I play with the dirt around their bed of blessed permanence, sitting as far aside as possible, as if I wish to be no trouble when they will seek to rise again. I talk to them, hours and hours, from dawn 'till dusk and back again until the rooster warns me of my own exhaust. Few where the times when tiredness forbid me to feel shy for sharing their deathbed for a night, waking side to side with a tiny piece of death, waking with a piece of absolution and remoteness in me. With tenderness I kiss their lips on every ceremony I attend, as if I want to steal the taste that death's embrace has left upon them.
And I could swear, so fiercely I could swear that death still flickers on their ashen lips of calmness...
I'm so in love with all that's dead. Packs and packs of withered roses I rained upon the marble caps that held eternity inside the bitter earth I walked. White roses that were dead, flowers to flowers, death to the dead, paleness to their faded, to their beautiful, to their eternal eyes...
I have hugged so tight the corpses in the night, when the crude strolling of the living ignoramus stalked the moments of my, nay, of our peace... How lovingly would I shed my tears upon the rotting skin that only now and finally declares how vain it was, how dearly I had kissed and kissed their pale white lids that saved their eyes and heart and soul from a world that crushes 'neath its sorrow...

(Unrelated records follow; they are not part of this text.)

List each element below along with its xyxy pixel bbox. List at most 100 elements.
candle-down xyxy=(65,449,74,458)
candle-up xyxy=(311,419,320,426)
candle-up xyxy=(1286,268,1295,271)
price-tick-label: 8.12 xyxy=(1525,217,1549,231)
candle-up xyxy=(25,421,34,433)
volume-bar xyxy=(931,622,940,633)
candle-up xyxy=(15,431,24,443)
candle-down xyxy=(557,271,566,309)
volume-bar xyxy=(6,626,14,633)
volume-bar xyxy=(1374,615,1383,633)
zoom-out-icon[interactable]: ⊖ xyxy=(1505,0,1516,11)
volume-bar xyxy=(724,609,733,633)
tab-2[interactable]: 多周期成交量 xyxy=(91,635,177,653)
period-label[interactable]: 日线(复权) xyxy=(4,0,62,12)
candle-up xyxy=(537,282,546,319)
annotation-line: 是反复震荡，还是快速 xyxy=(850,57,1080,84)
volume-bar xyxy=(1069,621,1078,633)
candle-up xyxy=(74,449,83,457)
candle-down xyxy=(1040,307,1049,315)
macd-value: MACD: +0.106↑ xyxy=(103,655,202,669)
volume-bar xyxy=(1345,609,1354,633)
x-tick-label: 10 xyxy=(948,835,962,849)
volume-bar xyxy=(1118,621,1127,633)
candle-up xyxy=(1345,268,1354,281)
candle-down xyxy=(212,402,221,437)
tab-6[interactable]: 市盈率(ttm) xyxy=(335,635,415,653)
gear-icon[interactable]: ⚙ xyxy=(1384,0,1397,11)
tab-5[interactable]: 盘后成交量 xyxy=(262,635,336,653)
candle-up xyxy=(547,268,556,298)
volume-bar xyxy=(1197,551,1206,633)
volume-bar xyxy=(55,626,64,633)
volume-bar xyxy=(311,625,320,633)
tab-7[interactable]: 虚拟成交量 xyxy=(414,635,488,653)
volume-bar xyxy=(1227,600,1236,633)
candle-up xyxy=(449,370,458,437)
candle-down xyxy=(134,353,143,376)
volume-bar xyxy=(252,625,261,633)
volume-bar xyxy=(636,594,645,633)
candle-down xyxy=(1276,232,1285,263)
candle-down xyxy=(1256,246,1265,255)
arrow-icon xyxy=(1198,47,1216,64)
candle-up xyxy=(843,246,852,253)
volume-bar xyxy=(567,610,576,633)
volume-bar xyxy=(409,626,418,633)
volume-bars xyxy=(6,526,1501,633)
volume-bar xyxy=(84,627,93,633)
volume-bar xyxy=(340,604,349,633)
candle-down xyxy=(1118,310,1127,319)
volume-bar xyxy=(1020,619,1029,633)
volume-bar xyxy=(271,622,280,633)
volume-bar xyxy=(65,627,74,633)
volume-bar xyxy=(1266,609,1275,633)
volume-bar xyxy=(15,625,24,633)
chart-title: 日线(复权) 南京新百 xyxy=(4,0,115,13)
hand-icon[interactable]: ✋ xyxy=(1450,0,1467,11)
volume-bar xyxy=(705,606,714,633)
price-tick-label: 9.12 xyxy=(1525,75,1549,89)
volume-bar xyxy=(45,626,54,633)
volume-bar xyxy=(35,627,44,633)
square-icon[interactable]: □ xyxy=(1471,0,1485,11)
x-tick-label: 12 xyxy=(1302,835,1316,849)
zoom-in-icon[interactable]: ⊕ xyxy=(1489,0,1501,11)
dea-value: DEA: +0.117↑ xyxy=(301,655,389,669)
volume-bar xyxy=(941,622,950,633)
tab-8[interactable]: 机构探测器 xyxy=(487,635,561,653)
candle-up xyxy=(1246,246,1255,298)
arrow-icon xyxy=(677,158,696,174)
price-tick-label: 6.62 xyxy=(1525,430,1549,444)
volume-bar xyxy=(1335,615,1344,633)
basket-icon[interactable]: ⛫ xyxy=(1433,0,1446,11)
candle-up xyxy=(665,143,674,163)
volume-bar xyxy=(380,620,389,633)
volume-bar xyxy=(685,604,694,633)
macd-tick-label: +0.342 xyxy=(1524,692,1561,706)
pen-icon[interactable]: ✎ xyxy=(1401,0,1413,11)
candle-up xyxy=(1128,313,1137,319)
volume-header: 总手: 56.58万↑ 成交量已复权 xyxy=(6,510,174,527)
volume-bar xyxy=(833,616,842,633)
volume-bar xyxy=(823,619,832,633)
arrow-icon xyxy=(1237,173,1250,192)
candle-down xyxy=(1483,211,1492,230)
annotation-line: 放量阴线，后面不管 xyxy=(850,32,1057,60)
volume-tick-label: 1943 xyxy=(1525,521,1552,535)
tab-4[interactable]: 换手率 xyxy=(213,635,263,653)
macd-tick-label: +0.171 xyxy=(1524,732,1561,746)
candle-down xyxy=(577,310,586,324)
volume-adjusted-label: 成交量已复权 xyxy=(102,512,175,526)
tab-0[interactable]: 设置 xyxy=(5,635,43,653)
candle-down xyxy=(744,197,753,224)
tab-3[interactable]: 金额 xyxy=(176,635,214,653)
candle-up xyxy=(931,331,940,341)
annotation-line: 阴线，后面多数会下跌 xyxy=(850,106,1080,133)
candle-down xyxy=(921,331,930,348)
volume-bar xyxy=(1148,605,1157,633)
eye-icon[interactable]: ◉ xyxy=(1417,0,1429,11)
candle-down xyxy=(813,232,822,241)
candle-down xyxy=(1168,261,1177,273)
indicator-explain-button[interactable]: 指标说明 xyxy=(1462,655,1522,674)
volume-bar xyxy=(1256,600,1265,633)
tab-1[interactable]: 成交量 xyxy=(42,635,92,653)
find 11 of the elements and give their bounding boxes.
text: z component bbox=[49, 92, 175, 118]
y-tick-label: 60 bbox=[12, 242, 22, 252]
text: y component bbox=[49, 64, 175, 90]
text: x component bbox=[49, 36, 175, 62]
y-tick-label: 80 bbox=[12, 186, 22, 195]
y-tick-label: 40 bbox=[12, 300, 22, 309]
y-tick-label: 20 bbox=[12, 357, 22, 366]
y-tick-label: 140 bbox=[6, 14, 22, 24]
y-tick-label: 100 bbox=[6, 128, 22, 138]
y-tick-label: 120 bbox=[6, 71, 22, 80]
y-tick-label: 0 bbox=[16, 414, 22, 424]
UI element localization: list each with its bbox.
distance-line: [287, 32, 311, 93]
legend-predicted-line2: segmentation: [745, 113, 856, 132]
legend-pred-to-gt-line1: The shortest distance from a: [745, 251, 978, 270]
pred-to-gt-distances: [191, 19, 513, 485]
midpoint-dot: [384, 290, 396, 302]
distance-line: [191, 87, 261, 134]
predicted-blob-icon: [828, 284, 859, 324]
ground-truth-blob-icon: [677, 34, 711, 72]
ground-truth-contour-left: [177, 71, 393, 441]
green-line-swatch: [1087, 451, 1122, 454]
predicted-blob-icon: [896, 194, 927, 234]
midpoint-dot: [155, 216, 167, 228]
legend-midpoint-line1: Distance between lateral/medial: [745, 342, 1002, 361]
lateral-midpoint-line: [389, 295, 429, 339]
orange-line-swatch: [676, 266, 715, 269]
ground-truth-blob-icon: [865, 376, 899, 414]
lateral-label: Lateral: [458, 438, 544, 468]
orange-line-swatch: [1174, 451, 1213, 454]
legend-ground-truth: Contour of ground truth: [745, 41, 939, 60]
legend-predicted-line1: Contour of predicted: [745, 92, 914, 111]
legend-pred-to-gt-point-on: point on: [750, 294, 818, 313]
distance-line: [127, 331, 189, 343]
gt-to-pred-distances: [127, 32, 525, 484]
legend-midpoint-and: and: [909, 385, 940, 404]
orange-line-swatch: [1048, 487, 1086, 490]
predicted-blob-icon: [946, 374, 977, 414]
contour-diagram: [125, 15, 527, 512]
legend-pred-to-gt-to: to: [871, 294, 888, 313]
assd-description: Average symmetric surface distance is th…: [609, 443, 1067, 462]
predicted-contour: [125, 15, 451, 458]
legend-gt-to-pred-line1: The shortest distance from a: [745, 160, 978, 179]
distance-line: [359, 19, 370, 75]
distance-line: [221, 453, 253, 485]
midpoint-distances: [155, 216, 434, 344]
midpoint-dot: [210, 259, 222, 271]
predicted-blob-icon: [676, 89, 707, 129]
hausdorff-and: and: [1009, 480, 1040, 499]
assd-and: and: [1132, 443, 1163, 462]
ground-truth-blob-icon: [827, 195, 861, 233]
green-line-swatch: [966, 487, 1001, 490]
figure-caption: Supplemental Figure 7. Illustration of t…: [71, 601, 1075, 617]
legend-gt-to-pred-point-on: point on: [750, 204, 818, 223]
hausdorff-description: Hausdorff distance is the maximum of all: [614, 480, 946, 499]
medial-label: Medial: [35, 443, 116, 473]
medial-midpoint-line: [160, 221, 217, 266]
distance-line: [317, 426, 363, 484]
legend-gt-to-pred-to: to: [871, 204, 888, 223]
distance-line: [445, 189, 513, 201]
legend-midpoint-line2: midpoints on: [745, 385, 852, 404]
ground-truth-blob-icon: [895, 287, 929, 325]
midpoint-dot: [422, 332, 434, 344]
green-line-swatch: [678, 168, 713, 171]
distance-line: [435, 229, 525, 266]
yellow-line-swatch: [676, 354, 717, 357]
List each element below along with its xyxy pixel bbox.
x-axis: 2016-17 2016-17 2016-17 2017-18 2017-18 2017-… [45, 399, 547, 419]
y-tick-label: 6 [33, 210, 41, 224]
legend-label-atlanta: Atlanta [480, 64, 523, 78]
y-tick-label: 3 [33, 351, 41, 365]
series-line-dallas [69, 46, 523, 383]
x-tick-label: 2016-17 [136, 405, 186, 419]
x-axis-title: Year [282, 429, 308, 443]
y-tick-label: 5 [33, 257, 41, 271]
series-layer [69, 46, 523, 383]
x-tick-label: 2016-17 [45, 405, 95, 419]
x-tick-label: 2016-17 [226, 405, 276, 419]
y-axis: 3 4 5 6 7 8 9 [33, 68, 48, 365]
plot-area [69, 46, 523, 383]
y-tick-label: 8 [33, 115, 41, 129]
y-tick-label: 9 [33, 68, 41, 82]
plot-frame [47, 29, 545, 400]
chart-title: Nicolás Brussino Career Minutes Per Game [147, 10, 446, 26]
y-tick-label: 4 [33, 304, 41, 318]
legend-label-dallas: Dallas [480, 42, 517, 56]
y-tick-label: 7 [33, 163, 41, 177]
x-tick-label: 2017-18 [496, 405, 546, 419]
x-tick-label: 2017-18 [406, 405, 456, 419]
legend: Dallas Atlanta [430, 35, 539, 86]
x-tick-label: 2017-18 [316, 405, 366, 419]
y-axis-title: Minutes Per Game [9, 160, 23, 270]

I have caressed their hair that snow was jealous of its pallor, I have drowned my fingers into it and with my eyes as closed as my respect to death demanded, I lied... Hours and hours under the blind moon, under the wind that was not cold enough to freeze the love I poured out with each breath, I lied... Whispering words of love to my dead sibling from the other side, my dead lover, my dead self... Waiting in patience for the silence of the ebon world between my rude and mandatory breaths... I lied.